ROANOKE TIMES

                         Roanoke Times
                 Copyright (c) 1995, Landmark Communications, Inc.

DATE: SUNDAY, September 5, 1993                   TAG: 9401120003
SECTION: EDITORIAL                    PAGE: F2   EDITION: METRO 
SOURCE: 
DATELINE:                                 LENGTH: Medium


A FREE COUNTRY

AS UTILITARIAN devices for distinguishing friend from foe in the chaos of battle, flags - like drummer boys and buglers - have largely lost their practical value.

As political symbols, however, flags remain remarkably potent, whether the flag in question is the Stars and Stripes - or the Confederate battle flag. Because of the symbolism of flags, their display or destruction constitutes a type of political speech that triggers powerful emotions.

The courts have ruled, wisely, that protesters who burn the U.S. flag are protected by the First Amendment's guarantee of free speech. Most Americans, with good cause, find such flag-burning deeply offensive. But if the Bill of Rights guaranteed the freedom only to make inoffensive political statements, the guarantee would be hollow.
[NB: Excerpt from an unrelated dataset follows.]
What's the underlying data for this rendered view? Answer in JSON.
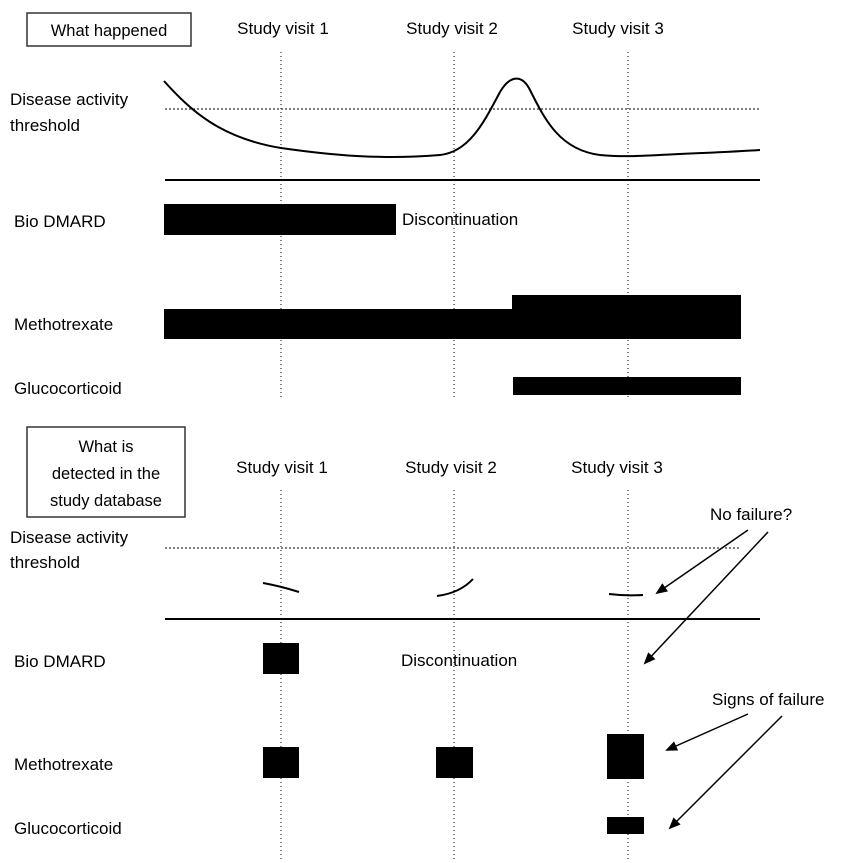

Similarly, Americans who wish to display the Confederate battle flag have the right to do so, and rightly so, regardless of the fact that such display offends some other citizens.

Among those offended are many descendants of Americans who were trapped in an evil institution, black slavery, the expansion of which was one of the Confederacy's founding purposes.

They, like Americans who recoil at protest burnings of Old Glory, are affronted, and understandably so.

The precise content of nonverbal flagspeech is often less clear than the fact that it is a form of political speech. Certainly, Confederate banners aren't necessarily or always flown as a racist taunt, nor does pride in Southern heritage make one a racist. Still, the symbolism is there. Use of the Confederate flag was a growth industry, for instance, in the 1950s and '60s, during resistance to desegregation.

Again, however, this is beside the point. The First Amendment isn't worth much if all it protects is the freedom to speak in ways that nobody minds. If a citizen wants to hang a Confederate banner from his window, or carry one in his teeth for that matter, that's entirely his right. It's a free country.

Such points may seem obvious to the point of triviality, but they tend to get lost in flag flaps. You don't have to endorse the views of displayers of the Confederate flag, or burners of the U.S. flag, to support their rights to display and burn.

Neither do you have to favor flying of Confederate flags on statehouses in the South, or U.S. Senate extension of a patent for the logo of the United Daughters of the Confederacy.

Those are acts of government, forms of official sanctioning - not citizens' speech protected under the First Amendment. The UDC, a private organization, has a First Amendment right to incorporate the Confederate flag in its logo; it doesn't have a right to a U.S. Senate imprimatur.

Flagspeech can be deeply offensive. But the republic can survive it far more readily than it could survive an erosion of Americans' free-speech rights.